A Cigna subsidiary is the latest company to bank on the recently rebranded Direct Contracting program, the company announced on Wednesday.
The insurer’s value-based care consultancy, CareAllies, is participating in the Centers for Medicare and Medicaid Services’ Global and Professional Direct Contracting model, a payment plan that allows private payers and providers to take on risk for traditional Medicare enrollees.
Regulators replaced GPDC last week with a more equity-focused and provider-led Accountable Care Organization program, after facing strong pushback from provider groups and progressive Democrats, who argued that the previous design favored private equity and Medicare Advantage companies.
The redesigned model, named ACO Realizing Equity, Access, and Community Health Model, will begin next year and will continue to be run by the Center for Medicare and Medicaid Innovation. Current GPDC participants can continue on in ACO REACH—as long as they agree to meet all the new model’s requirements by the start date. The new model will continue through 2026.
By participating in GPDC, CareAllies aims to expand its geographic footprint in Texas and Arizona. CareAllies was unable to respond by deadline to how many lives it planned to manage through the new model, how many Direct Contracting lives Cigna is responsible for and why the company was getting involved in the program now, particularly as growth in its Medicare Advantage program stalls.
Cigna is one of the country’s largest Medicare Advantage carriers, with 567,000 enrollees at the end of 2021. Despite increasing enrollment 8% year-over-year, Medicare Advantage membership dipped below the insurer’s expectations, with executives crediting competitors’ aggressive pricing for eating up its market share.

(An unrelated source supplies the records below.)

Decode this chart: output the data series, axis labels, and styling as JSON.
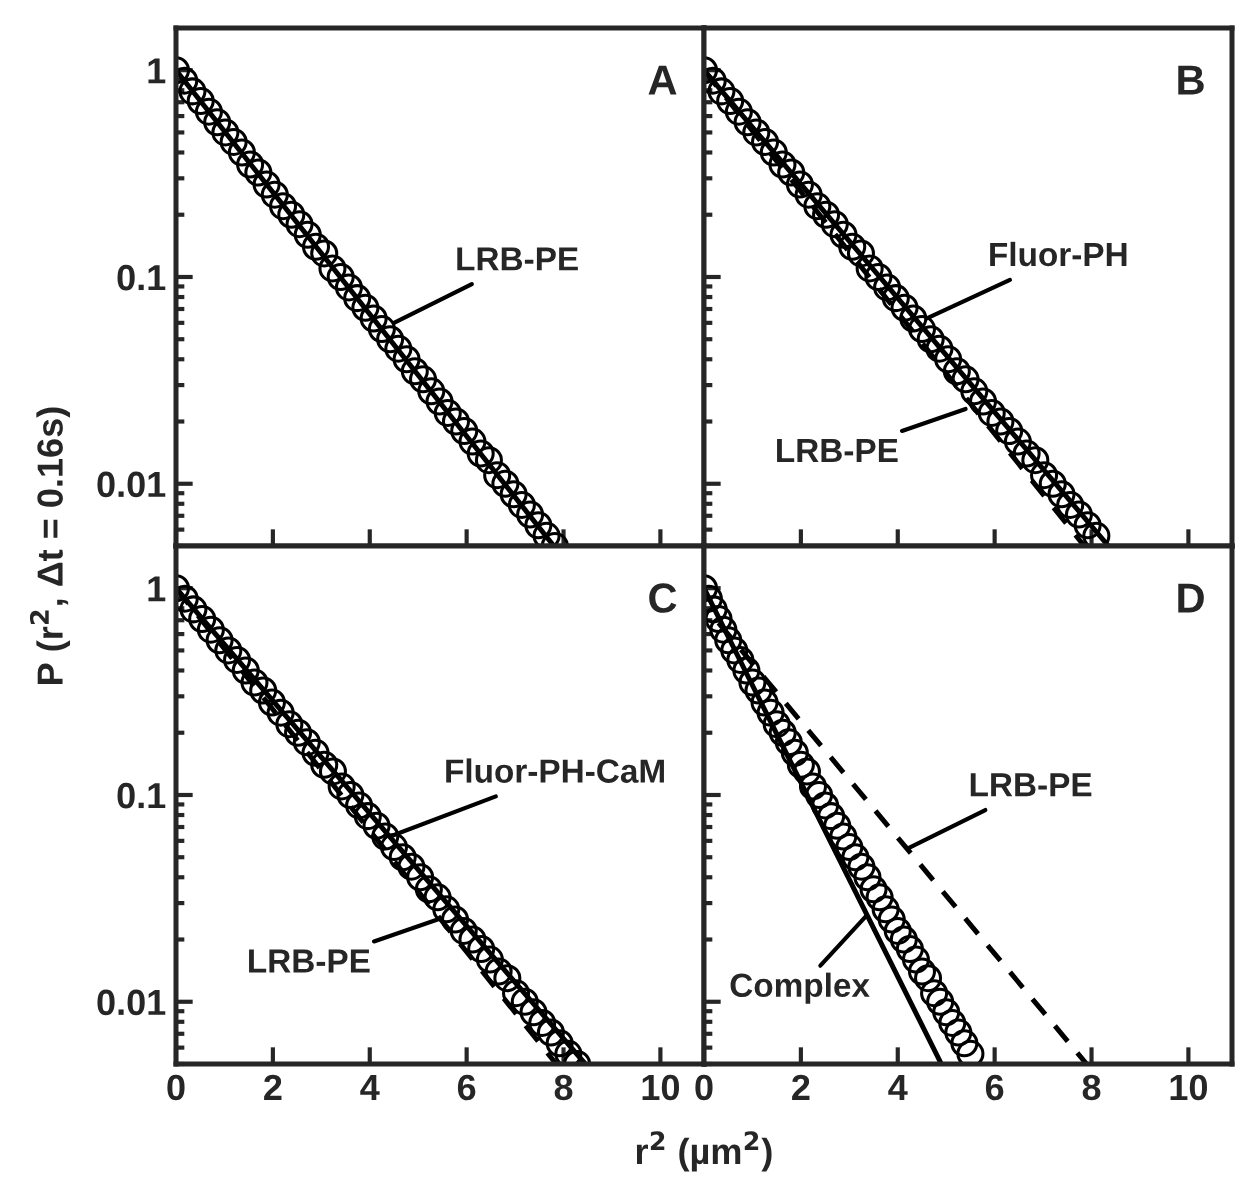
{
  "chart_data": [
    {
      "type": "scatter",
      "ylabel": "P (r$^{2}$, Δt = 0.16s)",
      "log": "y",
      "xlim": [
        0,
        10.9
      ],
      "xticks": [
        0,
        2,
        4,
        6,
        8,
        10
      ],
      "ylim": [
        0.005,
        1.6
      ],
      "yticks": [
        0.01,
        0.1,
        1
      ],
      "tick_labels": "y",
      "grid": false,
      "legend": false,
      "annotations": [
        "A",
        {
          "text": "LRB-PE",
          "x": 4.5,
          "y": 0.06
        }
      ],
      "series": [
        {
          "marker": "circle",
          "color": "#000000",
          "x": [
            0,
            0.17,
            0.34,
            0.51,
            0.68,
            0.85,
            1.02,
            1.19,
            1.36,
            1.53,
            1.7,
            1.87,
            2.04,
            2.21,
            2.38,
            2.55,
            2.72,
            2.89,
            3.06,
            3.23,
            3.4,
            3.57,
            3.74,
            3.91,
            4.08,
            4.25,
            4.42,
            4.59,
            4.76,
            4.93,
            5.1,
            5.27,
            5.44,
            5.61,
            5.78,
            5.95,
            6.12,
            6.29,
            6.46,
            6.63,
            6.8,
            6.97,
            7.14,
            7.31,
            7.48,
            7.65,
            7.82
          ],
          "values": [
            1,
            0.89,
            0.79,
            0.71,
            0.63,
            0.56,
            0.5,
            0.45,
            0.4,
            0.35,
            0.32,
            0.28,
            0.25,
            0.22,
            0.2,
            0.18,
            0.16,
            0.14,
            0.13,
            0.11,
            0.1,
            0.089,
            0.079,
            0.071,
            0.063,
            0.056,
            0.05,
            0.045,
            0.04,
            0.035,
            0.032,
            0.028,
            0.025,
            0.022,
            0.02,
            0.018,
            0.016,
            0.014,
            0.013,
            0.011,
            0.01,
            0.0089,
            0.0079,
            0.0071,
            0.0063,
            0.0056,
            0.005
          ]
        },
        {
          "type": "line",
          "line_style": "solid",
          "color": "#000000",
          "x": [
            0,
            7.8
          ],
          "values": [
            1,
            0.005
          ]
        }
      ]
    },
    {
      "type": "scatter",
      "log": "y",
      "xlim": [
        0,
        10.9
      ],
      "xticks": [
        0,
        2,
        4,
        6,
        8,
        10
      ],
      "ylim": [
        0.005,
        1.6
      ],
      "yticks": [
        0.01,
        0.1,
        1
      ],
      "tick_labels": false,
      "grid": false,
      "legend": false,
      "annotations": [
        "B",
        {
          "text": "Fluor-PH",
          "x": 4.6,
          "y": 0.063
        },
        {
          "text": "LRB-PE",
          "x": 5.4,
          "y": 0.023
        }
      ],
      "series": [
        {
          "marker": "circle",
          "color": "#000000",
          "x": [
            0,
            0.18,
            0.36,
            0.54,
            0.72,
            0.9,
            1.08,
            1.26,
            1.44,
            1.62,
            1.8,
            1.98,
            2.16,
            2.34,
            2.52,
            2.7,
            2.88,
            3.06,
            3.24,
            3.42,
            3.6,
            3.78,
            3.96,
            4.14,
            4.32,
            4.5,
            4.68,
            4.86,
            5.04,
            5.22,
            5.4,
            5.58,
            5.76,
            5.94,
            6.12,
            6.3,
            6.48,
            6.66,
            6.84,
            7.02,
            7.2,
            7.38,
            7.56,
            7.74,
            7.92,
            8.1
          ],
          "values": [
            1,
            0.89,
            0.79,
            0.71,
            0.63,
            0.56,
            0.5,
            0.45,
            0.4,
            0.35,
            0.32,
            0.28,
            0.25,
            0.22,
            0.2,
            0.18,
            0.16,
            0.14,
            0.13,
            0.11,
            0.1,
            0.089,
            0.079,
            0.071,
            0.063,
            0.056,
            0.05,
            0.045,
            0.04,
            0.035,
            0.032,
            0.028,
            0.025,
            0.022,
            0.02,
            0.018,
            0.016,
            0.014,
            0.013,
            0.011,
            0.01,
            0.0089,
            0.0079,
            0.0071,
            0.0063,
            0.0056
          ]
        },
        {
          "type": "line",
          "line_style": "solid",
          "color": "#000000",
          "x": [
            0,
            8.35
          ],
          "values": [
            1,
            0.005
          ]
        },
        {
          "type": "line",
          "line_style": "dashed",
          "color": "#000000",
          "x": [
            0,
            7.85
          ],
          "values": [
            1,
            0.005
          ]
        }
      ]
    },
    {
      "type": "scatter",
      "log": "y",
      "xlim": [
        0,
        10.9
      ],
      "xticks": [
        0,
        2,
        4,
        6,
        8,
        10
      ],
      "ylim": [
        0.005,
        1.6
      ],
      "yticks": [
        0.01,
        0.1,
        1
      ],
      "grid": false,
      "legend": false,
      "annotations": [
        "C",
        {
          "text": "Fluor-PH-CaM",
          "x": 4.5,
          "y": 0.064
        },
        {
          "text": "LRB-PE",
          "x": 5.4,
          "y": 0.025
        }
      ],
      "series": [
        {
          "marker": "circle",
          "color": "#000000",
          "x": [
            0,
            0.18,
            0.36,
            0.54,
            0.72,
            0.9,
            1.08,
            1.26,
            1.44,
            1.62,
            1.8,
            1.98,
            2.16,
            2.34,
            2.52,
            2.7,
            2.88,
            3.06,
            3.24,
            3.42,
            3.6,
            3.78,
            3.96,
            4.14,
            4.32,
            4.5,
            4.68,
            4.86,
            5.04,
            5.22,
            5.4,
            5.58,
            5.76,
            5.94,
            6.12,
            6.3,
            6.48,
            6.66,
            6.84,
            7.02,
            7.2,
            7.38,
            7.56,
            7.74,
            7.92,
            8.1,
            8.28
          ],
          "values": [
            1,
            0.89,
            0.79,
            0.71,
            0.63,
            0.56,
            0.5,
            0.45,
            0.4,
            0.35,
            0.32,
            0.28,
            0.25,
            0.22,
            0.2,
            0.18,
            0.16,
            0.14,
            0.13,
            0.11,
            0.1,
            0.089,
            0.079,
            0.071,
            0.063,
            0.056,
            0.05,
            0.045,
            0.04,
            0.035,
            0.032,
            0.028,
            0.025,
            0.022,
            0.02,
            0.018,
            0.016,
            0.014,
            0.013,
            0.011,
            0.01,
            0.0089,
            0.0079,
            0.0071,
            0.0063,
            0.0056,
            0.005
          ]
        },
        {
          "type": "line",
          "line_style": "solid",
          "color": "#000000",
          "x": [
            0,
            8.45
          ],
          "values": [
            1,
            0.005
          ]
        },
        {
          "type": "line",
          "line_style": "dashed",
          "color": "#000000",
          "x": [
            0,
            7.85
          ],
          "values": [
            1,
            0.005
          ]
        }
      ]
    },
    {
      "type": "scatter",
      "xlabel": "r$^{2}$ (µm$^{2}$)",
      "log": "y",
      "xlim": [
        0,
        10.9
      ],
      "xticks": [
        0,
        2,
        4,
        6,
        8,
        10
      ],
      "ylim": [
        0.005,
        1.6
      ],
      "yticks": [
        0.01,
        0.1,
        1
      ],
      "tick_labels": "x",
      "grid": false,
      "legend": false,
      "annotations": [
        "D",
        {
          "text": "LRB-PE",
          "x": 4.2,
          "y": 0.055
        },
        {
          "text": "Complex",
          "x": 3.35,
          "y": 0.026
        }
      ],
      "series": [
        {
          "marker": "circle",
          "color": "#000000",
          "x": [
            0,
            0.1,
            0.2,
            0.3,
            0.4,
            0.5,
            0.625,
            0.75,
            0.875,
            1,
            1.125,
            1.25,
            1.375,
            1.5,
            1.625,
            1.75,
            1.875,
            2,
            2.125,
            2.25,
            2.375,
            2.5,
            2.625,
            2.75,
            2.875,
            3,
            3.125,
            3.25,
            3.375,
            3.5,
            3.625,
            3.75,
            3.875,
            4,
            4.125,
            4.25,
            4.375,
            4.5,
            4.625,
            4.75,
            4.875,
            5,
            5.125,
            5.25,
            5.375,
            5.5
          ],
          "values": [
            1,
            0.89,
            0.79,
            0.71,
            0.63,
            0.56,
            0.5,
            0.45,
            0.4,
            0.35,
            0.32,
            0.28,
            0.25,
            0.22,
            0.2,
            0.18,
            0.16,
            0.14,
            0.13,
            0.11,
            0.1,
            0.089,
            0.079,
            0.071,
            0.063,
            0.056,
            0.05,
            0.045,
            0.04,
            0.035,
            0.032,
            0.028,
            0.025,
            0.022,
            0.02,
            0.018,
            0.016,
            0.014,
            0.013,
            0.011,
            0.01,
            0.0089,
            0.0079,
            0.0071,
            0.0063,
            0.0056
          ]
        },
        {
          "type": "line",
          "line_style": "solid",
          "color": "#000000",
          "x": [
            0,
            4.9
          ],
          "values": [
            1,
            0.005
          ]
        },
        {
          "type": "line",
          "line_style": "dashed",
          "color": "#000000",
          "x": [
            0.3,
            7.9
          ],
          "values": [
            0.68,
            0.005
          ]
        }
      ]
    }
  ]
}
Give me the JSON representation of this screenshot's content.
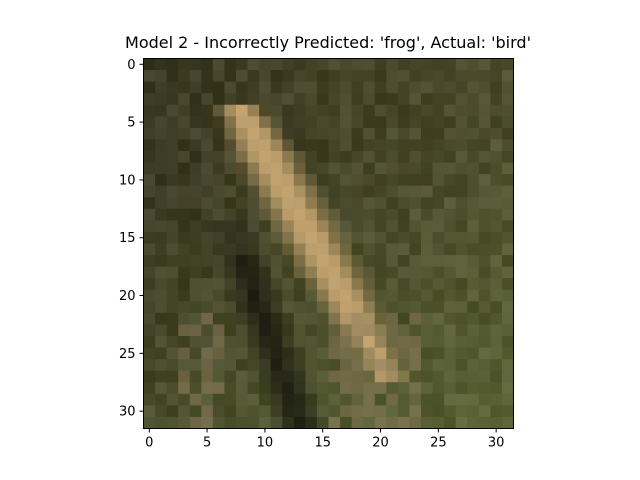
{
  "figure": {
    "title": "Model 2 - Incorrectly Predicted: 'frog', Actual: 'bird'"
  },
  "image": {
    "rows": 32,
    "cols": 32,
    "axes": {
      "x_ticks": [
        0,
        5,
        10,
        15,
        20,
        25,
        30
      ],
      "y_ticks": [
        0,
        5,
        10,
        15,
        20,
        25,
        30
      ]
    },
    "palette": {
      "frame": "#000000",
      "bg_dark": "#2e2e1c",
      "bg_mid": "#52502f",
      "bg_green": "#62703a",
      "bird_light": "#c4a571",
      "bird_mid": "#9a8354",
      "shadow": "#14140c"
    }
  }
}
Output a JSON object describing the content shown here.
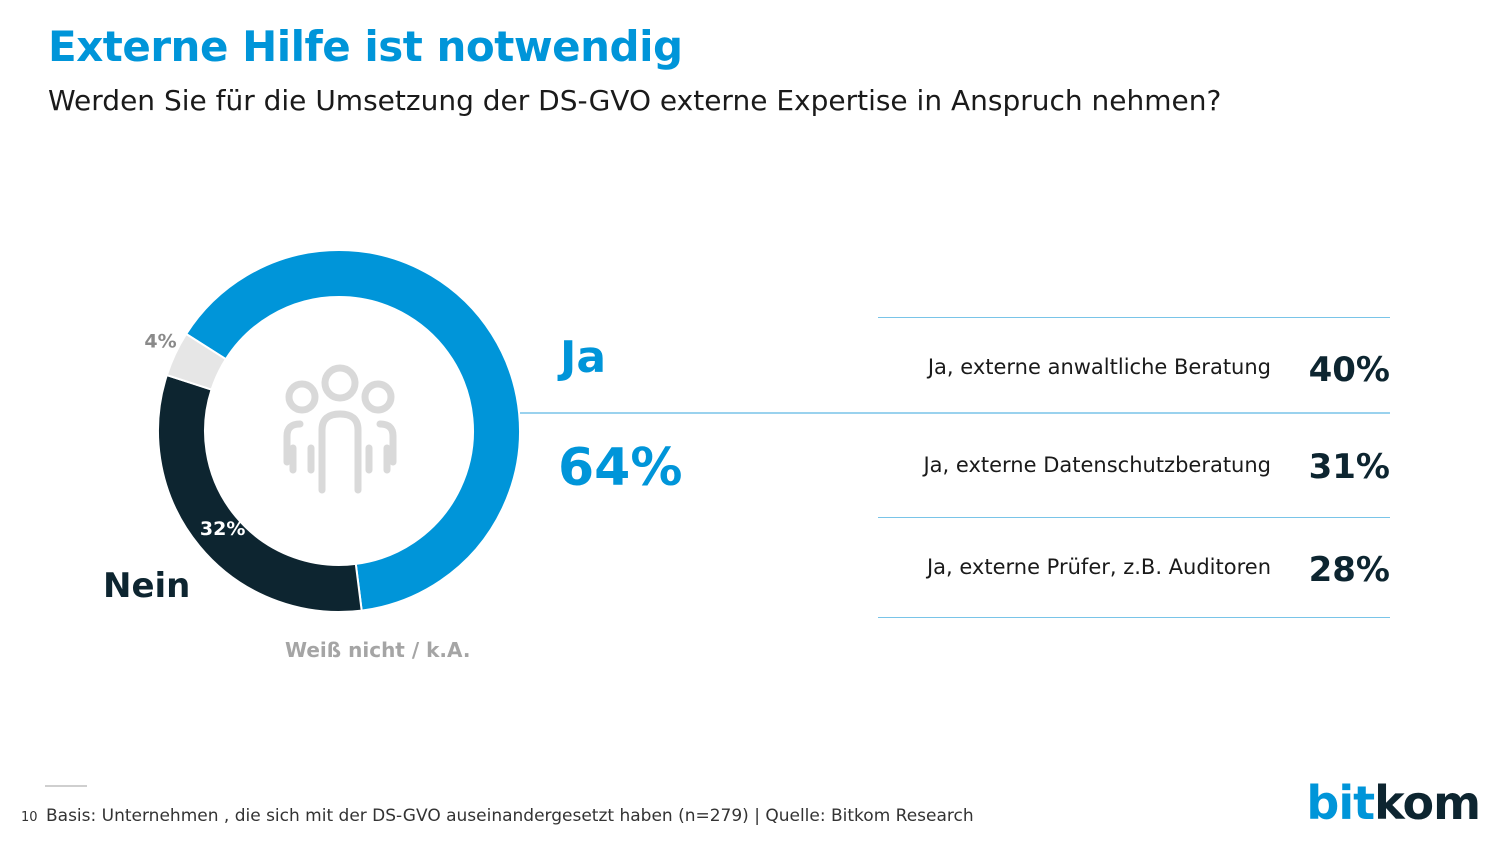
{
  "header": {
    "title": "Externe Hilfe ist notwendig",
    "subtitle": "Werden Sie für die Umsetzung der DS-GVO externe Expertise in Anspruch nehmen?"
  },
  "colors": {
    "ja": "#0095d9",
    "nein": "#0d2530",
    "weiss_nicht": "#e6e6e6",
    "icon": "#d9d9d9",
    "rule": "#79c4e8"
  },
  "chart_data": [
    {
      "type": "pie",
      "title": "",
      "categories": [
        "Ja",
        "Nein",
        "Weiß nicht / k.A."
      ],
      "values": [
        64,
        32,
        4
      ],
      "value_labels": [
        "64%",
        "32%",
        "4%"
      ],
      "labels": {
        "ja": "Ja",
        "nein": "Nein",
        "weiss_nicht": "Weiß nicht / k.A."
      },
      "center_icon": "people-group-icon"
    },
    {
      "type": "table",
      "title": "",
      "rows": [
        {
          "label": "Ja, externe anwaltliche Beratung",
          "value": 40,
          "display": "40%"
        },
        {
          "label": "Ja, externe Datenschutzberatung",
          "value": 31,
          "display": "31%"
        },
        {
          "label": "Ja, externe Prüfer, z.B. Auditoren",
          "value": 28,
          "display": "28%"
        }
      ]
    }
  ],
  "footer": {
    "page_number": "10",
    "source": "Basis: Unternehmen , die sich mit der DS-GVO auseinandergesetzt haben (n=279) | Quelle: Bitkom Research",
    "logo_text": "bitkom"
  }
}
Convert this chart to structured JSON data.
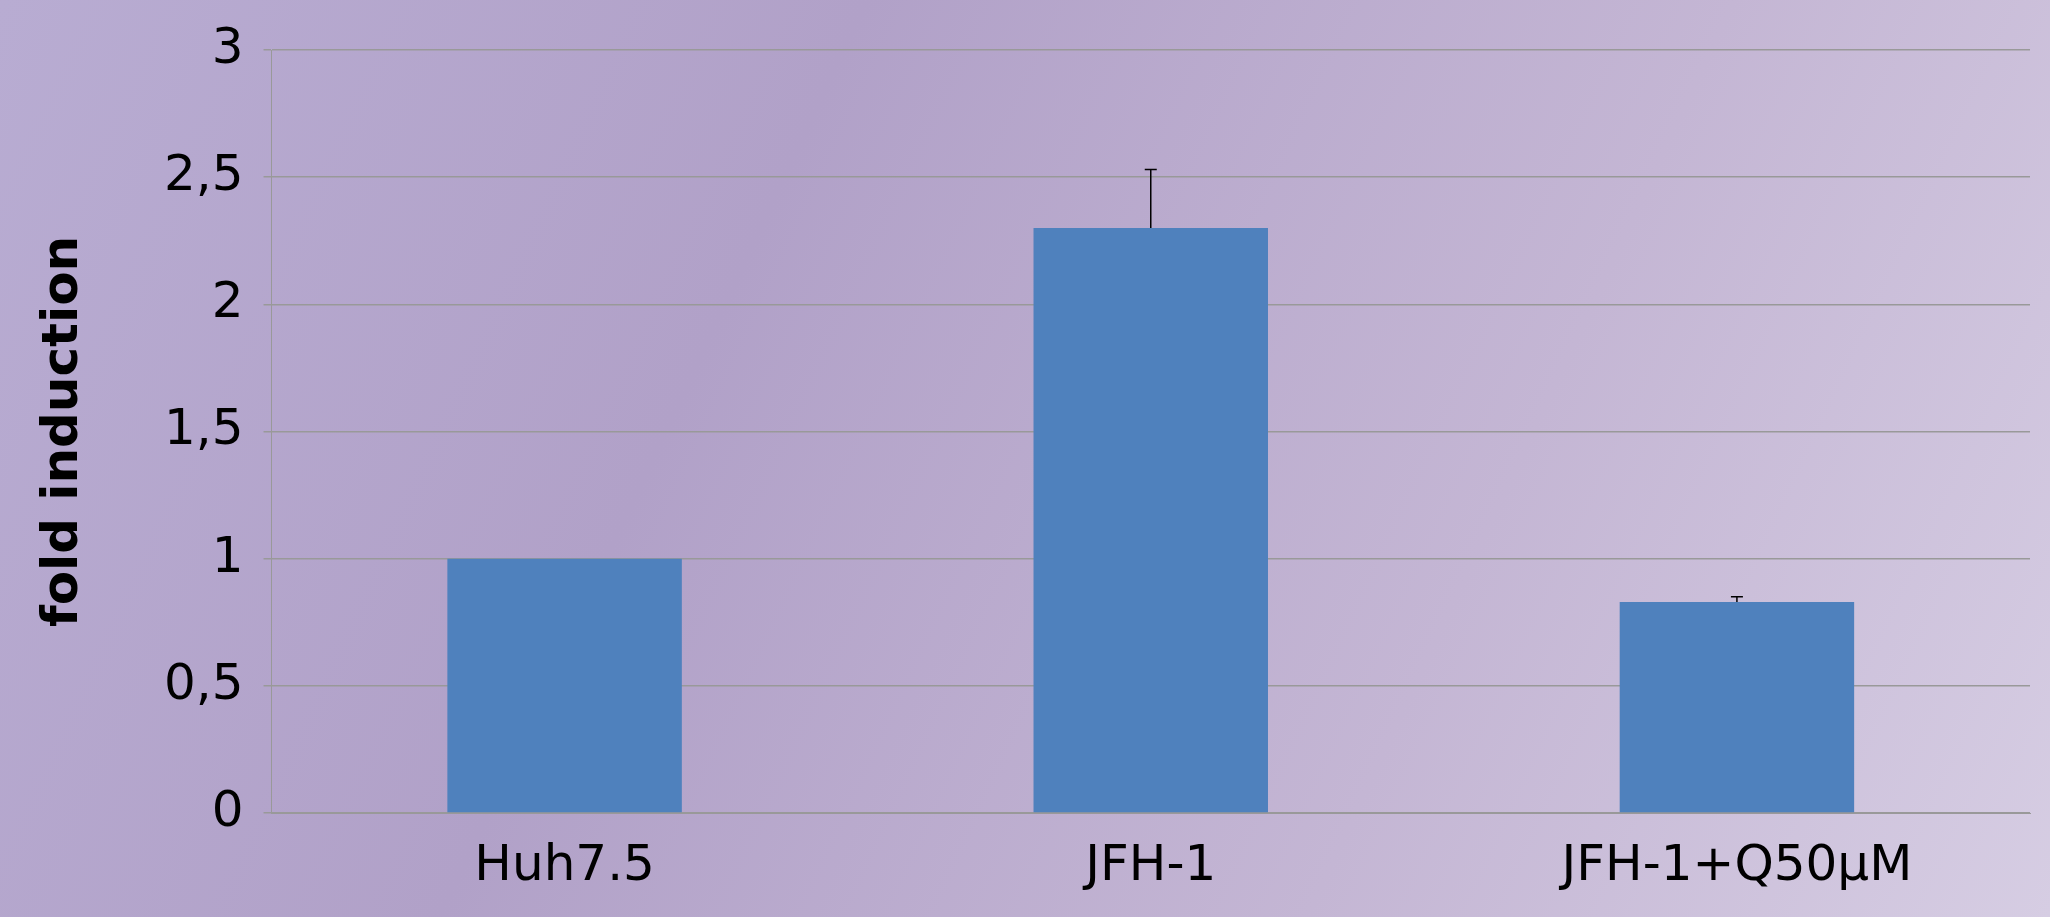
{
  "chart_data": {
    "type": "bar",
    "ylabel": "fold induction",
    "categories": [
      "Huh7.5",
      "JFH-1",
      "JFH-1+Q50µM"
    ],
    "values": [
      1.0,
      2.3,
      0.83
    ],
    "errors": [
      null,
      [
        2.3,
        2.53
      ],
      [
        0.83,
        0.85
      ]
    ],
    "color": "#4f81bd",
    "ylim": [
      0,
      3
    ],
    "yticks": [
      0,
      {
        "value": 0.5,
        "label": "0,5"
      },
      1,
      {
        "value": 1.5,
        "label": "1,5"
      },
      2,
      {
        "value": 2.5,
        "label": "2,5"
      },
      3
    ],
    "grid": "y",
    "legend": false
  }
}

“Through this program, we will help providers manage their Medicare patients, so these patients can obtain better quality, more affordable care within the communities they live,” Rob Cetti, president of CareAllies, said in a news release. “At the end of the day, we want to simplify value-based care and empower providers to help as many patients as possible get the care they need, regardless of their circumstance. We’ve been proud of our ability to do that in the past and are looking forward to continuing to do so through this model.”
CareAllies said its participation in GPDC builds on its previous work in the CMS’ Shared Savings Program, the largest alternative payment model in Medicare that awards providers who save the federal government money by coordinating care for beneficiaries. CareAllies said it currently works with more than 60 provider groups to manage the care of nearly 500,000 patients.